Aslında amacım, Kılıç Ali’nin Anıları vesilesiyle, İstiklal Mahkemeleri’ni yazmaktı. Fakat yazı, başka bir kulvara girdi. Yine de İstiklal Mahkemeleri’yle ilgili, kitaptan bir iki paragraf alalım: “Mahkeme üyelerinin hemen hepsi genç ve ihtilalci karaktere sahip insanlardı. Mesela Tevfik Rüştü Aras 29, Refik Şevket İnce ve Muhiddin Baha Pars 35, Yasin Kutluğ 31, Refik Koraltan 32, Abdülkadir Kemali ve ben 33 yaşındaydık. Bu genç, dinamik ve korkusuz Kuva-yı Milliye’ciler, Mustafa Kemal Paşa’ya içten bağlı idiler. Belli durumlarda zaman zaman sert davranmışlar, ülkede düzen ve asayişi sağlayarak, zafere giden yolun açılması için çalışmışlardı. İstiklal Mahkemeleri olmasa, zaferin kazanılması güç olacaktı.”

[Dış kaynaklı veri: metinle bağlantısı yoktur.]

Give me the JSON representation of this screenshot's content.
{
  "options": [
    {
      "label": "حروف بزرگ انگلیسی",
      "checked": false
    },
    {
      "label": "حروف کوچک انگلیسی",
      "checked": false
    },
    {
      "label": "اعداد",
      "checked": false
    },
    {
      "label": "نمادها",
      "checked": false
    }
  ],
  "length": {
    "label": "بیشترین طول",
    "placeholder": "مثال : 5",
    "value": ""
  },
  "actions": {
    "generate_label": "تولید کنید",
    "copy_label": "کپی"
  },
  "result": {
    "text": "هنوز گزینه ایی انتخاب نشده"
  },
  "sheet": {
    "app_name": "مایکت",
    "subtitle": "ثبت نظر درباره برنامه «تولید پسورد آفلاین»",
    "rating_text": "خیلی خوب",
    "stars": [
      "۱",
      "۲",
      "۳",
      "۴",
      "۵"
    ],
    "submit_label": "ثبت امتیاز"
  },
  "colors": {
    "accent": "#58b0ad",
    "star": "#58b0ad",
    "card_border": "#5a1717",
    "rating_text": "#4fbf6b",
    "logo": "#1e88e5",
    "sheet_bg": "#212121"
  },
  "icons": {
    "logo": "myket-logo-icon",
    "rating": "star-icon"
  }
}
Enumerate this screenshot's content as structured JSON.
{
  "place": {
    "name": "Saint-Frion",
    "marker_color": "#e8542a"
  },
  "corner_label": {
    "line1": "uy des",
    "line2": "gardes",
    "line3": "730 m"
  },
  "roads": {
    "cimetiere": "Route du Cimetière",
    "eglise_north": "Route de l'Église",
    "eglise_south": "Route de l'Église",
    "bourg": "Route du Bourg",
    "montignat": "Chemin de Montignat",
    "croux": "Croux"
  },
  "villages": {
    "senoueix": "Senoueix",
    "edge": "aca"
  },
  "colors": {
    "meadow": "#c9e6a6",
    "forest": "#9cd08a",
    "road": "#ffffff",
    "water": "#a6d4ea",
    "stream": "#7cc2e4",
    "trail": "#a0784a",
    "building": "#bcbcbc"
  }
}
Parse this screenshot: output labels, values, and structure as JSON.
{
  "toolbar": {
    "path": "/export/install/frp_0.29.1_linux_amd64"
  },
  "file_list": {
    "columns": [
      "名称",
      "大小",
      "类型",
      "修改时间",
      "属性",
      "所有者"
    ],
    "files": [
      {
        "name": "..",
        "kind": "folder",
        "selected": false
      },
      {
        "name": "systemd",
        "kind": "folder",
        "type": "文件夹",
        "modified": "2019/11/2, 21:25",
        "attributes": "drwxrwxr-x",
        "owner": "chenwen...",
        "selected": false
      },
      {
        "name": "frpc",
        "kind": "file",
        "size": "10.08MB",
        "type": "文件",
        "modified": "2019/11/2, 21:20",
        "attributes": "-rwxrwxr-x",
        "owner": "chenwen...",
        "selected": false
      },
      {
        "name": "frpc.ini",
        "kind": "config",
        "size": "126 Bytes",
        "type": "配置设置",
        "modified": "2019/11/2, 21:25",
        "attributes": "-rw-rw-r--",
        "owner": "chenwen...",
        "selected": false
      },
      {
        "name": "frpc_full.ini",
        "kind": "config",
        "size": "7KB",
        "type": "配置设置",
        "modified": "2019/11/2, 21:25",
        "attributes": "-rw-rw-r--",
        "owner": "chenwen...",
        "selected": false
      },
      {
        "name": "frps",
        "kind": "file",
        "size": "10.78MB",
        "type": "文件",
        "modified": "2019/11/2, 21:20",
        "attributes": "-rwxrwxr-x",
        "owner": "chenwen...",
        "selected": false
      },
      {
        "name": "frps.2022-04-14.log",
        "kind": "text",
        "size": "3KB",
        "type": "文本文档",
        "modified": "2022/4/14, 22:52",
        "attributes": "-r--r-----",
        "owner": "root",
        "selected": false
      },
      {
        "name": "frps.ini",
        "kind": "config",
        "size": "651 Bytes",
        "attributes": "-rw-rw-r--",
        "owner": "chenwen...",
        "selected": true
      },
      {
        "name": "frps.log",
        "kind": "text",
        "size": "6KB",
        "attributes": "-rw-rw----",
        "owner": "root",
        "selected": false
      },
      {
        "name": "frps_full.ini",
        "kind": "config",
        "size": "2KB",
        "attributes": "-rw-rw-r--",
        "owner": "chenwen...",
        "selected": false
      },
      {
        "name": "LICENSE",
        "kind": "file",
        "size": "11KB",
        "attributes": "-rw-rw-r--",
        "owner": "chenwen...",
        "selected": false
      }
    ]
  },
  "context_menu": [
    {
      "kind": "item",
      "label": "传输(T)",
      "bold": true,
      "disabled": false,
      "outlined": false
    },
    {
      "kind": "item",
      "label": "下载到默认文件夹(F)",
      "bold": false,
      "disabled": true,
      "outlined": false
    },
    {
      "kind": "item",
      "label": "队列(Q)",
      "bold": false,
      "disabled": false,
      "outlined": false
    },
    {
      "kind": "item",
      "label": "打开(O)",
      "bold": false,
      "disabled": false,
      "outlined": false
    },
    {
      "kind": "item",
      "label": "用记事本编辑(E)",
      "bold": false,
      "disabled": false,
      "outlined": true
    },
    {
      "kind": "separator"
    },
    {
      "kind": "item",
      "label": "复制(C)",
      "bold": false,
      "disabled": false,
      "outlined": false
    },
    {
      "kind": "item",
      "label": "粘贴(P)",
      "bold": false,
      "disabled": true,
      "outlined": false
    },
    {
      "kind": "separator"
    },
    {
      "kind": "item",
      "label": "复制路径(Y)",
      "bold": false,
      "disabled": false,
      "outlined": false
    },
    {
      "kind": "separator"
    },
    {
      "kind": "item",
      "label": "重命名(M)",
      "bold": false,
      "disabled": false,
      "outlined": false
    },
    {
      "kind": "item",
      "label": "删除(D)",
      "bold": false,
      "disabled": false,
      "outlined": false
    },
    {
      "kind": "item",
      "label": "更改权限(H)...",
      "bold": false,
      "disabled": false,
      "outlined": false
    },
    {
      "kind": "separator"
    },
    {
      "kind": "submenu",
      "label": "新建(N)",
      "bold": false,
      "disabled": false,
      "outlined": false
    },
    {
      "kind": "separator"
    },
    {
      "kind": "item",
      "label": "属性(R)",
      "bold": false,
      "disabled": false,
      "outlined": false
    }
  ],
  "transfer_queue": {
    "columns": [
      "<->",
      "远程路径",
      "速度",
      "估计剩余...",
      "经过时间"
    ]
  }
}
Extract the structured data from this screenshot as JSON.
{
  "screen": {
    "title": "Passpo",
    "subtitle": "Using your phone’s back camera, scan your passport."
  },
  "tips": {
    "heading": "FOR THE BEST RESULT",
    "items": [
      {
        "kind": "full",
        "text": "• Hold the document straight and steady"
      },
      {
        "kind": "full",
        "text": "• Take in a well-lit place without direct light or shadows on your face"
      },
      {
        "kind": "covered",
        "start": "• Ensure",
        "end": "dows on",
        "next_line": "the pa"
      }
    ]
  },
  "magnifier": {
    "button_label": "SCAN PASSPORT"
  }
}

Yalnız, burada bir soru sormak zorundayım: Hayat tecrübesi ve bilgi birikimi yeterli olmayan bu ateşli gençlerin önüne; Milli Mücadele’nin kahramanı olan koca koca paşalar ‘sanık’ olarak çıkartılırken; Çankaya’da oturan Mustafa Kemal acaba ne düşünüyordu?